How reliable are the traditional method of counting wildlife animals to know their numbers for purposes of conservation?
Scientists have shown that they are quite unreliable, and can lead to significantly incorrect totals that they believe could adversely affect conservation efforts. They found genetic methods to be far superior.
Andrew DeWoody, a professor of genetics at Purdue University; Jamie Ivy, population manager at the San Diego Zoo; and Todd Katzner, a research assistant professor at the University of West Virginia, found that visual counts of imperial and white-tailed sea eagles in the Narzum National Nature Reserve of Kazakhstan significantly underestimated the imperial eagle population there. Using DNA from eagle feathers gathered in the area, the researchers were able to identify individual DNA fingerprints for each bird.

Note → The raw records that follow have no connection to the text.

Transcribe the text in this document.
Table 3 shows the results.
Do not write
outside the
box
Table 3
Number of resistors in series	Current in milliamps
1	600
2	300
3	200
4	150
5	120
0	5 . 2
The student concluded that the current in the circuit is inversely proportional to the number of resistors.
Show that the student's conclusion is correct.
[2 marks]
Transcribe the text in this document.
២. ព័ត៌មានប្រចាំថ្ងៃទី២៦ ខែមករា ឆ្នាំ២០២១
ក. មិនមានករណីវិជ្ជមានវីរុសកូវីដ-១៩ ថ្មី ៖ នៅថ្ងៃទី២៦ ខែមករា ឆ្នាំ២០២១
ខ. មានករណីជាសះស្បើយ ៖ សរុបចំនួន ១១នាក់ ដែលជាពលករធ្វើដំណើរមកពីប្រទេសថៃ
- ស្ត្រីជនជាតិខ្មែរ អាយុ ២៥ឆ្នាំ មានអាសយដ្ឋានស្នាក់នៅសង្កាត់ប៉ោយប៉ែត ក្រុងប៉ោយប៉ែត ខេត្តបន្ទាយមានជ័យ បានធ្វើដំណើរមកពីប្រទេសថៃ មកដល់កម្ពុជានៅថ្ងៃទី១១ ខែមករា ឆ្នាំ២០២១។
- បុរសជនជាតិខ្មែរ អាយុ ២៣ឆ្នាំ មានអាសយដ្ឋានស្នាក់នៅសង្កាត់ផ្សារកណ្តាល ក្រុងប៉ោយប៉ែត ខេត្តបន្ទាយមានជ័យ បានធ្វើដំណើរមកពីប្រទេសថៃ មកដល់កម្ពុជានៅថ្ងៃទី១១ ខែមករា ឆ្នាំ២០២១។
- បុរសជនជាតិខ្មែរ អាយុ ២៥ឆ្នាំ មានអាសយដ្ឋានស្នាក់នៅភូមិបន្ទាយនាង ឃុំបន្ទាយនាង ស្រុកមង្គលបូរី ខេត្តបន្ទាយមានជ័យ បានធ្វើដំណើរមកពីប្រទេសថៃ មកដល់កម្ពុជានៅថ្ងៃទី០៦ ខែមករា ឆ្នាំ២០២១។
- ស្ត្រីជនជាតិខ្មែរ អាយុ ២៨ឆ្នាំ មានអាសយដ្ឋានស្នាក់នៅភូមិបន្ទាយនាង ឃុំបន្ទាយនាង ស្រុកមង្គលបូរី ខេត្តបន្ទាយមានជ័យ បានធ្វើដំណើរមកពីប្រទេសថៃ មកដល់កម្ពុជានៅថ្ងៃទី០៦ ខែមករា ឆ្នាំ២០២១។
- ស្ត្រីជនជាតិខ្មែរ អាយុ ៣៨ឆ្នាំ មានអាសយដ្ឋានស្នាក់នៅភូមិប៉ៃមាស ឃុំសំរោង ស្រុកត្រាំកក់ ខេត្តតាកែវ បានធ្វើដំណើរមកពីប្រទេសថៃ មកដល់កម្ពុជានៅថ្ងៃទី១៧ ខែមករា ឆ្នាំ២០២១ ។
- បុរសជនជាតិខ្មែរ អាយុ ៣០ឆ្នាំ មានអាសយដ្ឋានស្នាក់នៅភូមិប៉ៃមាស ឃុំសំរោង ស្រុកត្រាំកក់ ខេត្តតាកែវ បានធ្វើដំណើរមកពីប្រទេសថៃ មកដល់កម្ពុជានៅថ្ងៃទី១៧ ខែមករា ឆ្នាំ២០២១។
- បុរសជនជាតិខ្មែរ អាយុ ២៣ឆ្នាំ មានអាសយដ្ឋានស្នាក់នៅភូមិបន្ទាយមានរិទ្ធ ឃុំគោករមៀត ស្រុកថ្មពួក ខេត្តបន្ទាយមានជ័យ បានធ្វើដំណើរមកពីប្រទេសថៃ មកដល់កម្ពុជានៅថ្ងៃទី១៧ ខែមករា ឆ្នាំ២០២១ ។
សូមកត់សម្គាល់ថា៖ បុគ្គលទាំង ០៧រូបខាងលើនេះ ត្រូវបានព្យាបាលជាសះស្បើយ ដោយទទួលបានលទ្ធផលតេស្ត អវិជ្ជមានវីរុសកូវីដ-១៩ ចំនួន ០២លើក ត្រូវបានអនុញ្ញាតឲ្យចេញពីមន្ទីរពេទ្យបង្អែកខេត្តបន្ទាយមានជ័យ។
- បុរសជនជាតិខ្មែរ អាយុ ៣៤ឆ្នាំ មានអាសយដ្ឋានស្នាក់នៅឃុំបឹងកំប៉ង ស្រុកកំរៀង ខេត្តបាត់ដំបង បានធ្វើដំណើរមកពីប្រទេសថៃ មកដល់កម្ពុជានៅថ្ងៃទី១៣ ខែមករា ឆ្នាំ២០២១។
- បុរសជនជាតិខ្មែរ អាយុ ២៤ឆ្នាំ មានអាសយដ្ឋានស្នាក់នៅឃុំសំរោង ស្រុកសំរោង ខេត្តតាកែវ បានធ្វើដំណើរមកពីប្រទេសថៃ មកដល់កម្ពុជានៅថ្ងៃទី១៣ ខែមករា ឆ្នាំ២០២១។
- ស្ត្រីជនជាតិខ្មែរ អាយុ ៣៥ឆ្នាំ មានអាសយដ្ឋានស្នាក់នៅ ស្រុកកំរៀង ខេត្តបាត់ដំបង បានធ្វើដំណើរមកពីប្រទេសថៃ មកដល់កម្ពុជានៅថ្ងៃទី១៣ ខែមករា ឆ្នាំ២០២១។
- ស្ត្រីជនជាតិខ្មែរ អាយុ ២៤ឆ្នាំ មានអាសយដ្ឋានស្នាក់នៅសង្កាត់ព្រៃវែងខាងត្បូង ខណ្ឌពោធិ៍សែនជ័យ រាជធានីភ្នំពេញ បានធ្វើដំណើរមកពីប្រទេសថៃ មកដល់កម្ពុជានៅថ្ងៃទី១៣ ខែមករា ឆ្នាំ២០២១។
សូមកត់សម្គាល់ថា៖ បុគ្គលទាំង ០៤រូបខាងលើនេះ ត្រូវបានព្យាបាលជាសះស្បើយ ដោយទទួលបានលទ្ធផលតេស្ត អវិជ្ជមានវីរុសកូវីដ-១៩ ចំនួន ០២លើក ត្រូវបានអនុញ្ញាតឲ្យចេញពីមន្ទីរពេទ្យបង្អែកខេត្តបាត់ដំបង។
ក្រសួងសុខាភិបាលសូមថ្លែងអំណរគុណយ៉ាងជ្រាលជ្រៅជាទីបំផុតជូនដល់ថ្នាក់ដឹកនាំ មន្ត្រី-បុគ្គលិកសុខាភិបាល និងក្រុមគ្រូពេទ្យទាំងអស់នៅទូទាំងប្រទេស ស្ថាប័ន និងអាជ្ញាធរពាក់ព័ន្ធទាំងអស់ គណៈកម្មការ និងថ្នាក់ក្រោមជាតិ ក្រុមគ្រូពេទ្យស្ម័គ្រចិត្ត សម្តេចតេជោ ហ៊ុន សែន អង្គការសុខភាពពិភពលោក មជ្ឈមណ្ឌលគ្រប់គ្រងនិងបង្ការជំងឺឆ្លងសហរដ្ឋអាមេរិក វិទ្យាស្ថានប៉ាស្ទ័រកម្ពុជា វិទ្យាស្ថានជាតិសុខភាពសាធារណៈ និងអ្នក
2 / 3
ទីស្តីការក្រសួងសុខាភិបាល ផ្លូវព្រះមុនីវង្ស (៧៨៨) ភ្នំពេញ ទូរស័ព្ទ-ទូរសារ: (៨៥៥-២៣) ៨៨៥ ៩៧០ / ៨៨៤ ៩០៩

The technique showed that there were 414 eagles, more than three times as many as had been visually observed, and more than two and a half times more than modelling suggested would be there.
“A biologist doesn't always see them coming and going,” said DeWoody, whose findings were published in the early online version of the journal Animal Conservation.
“Eagles are difficult to capture, mark and resight. Biologists in the field can't differentiate individuals, whereas by a genetic fingerprint geneticists can differentiate among individuals that have visited a site.”
They collected thousands of eagle feathers around roosts and nesting sites. They extracted DNA from those feathers and determined that there were hundreds of eagles that had recently visited the site.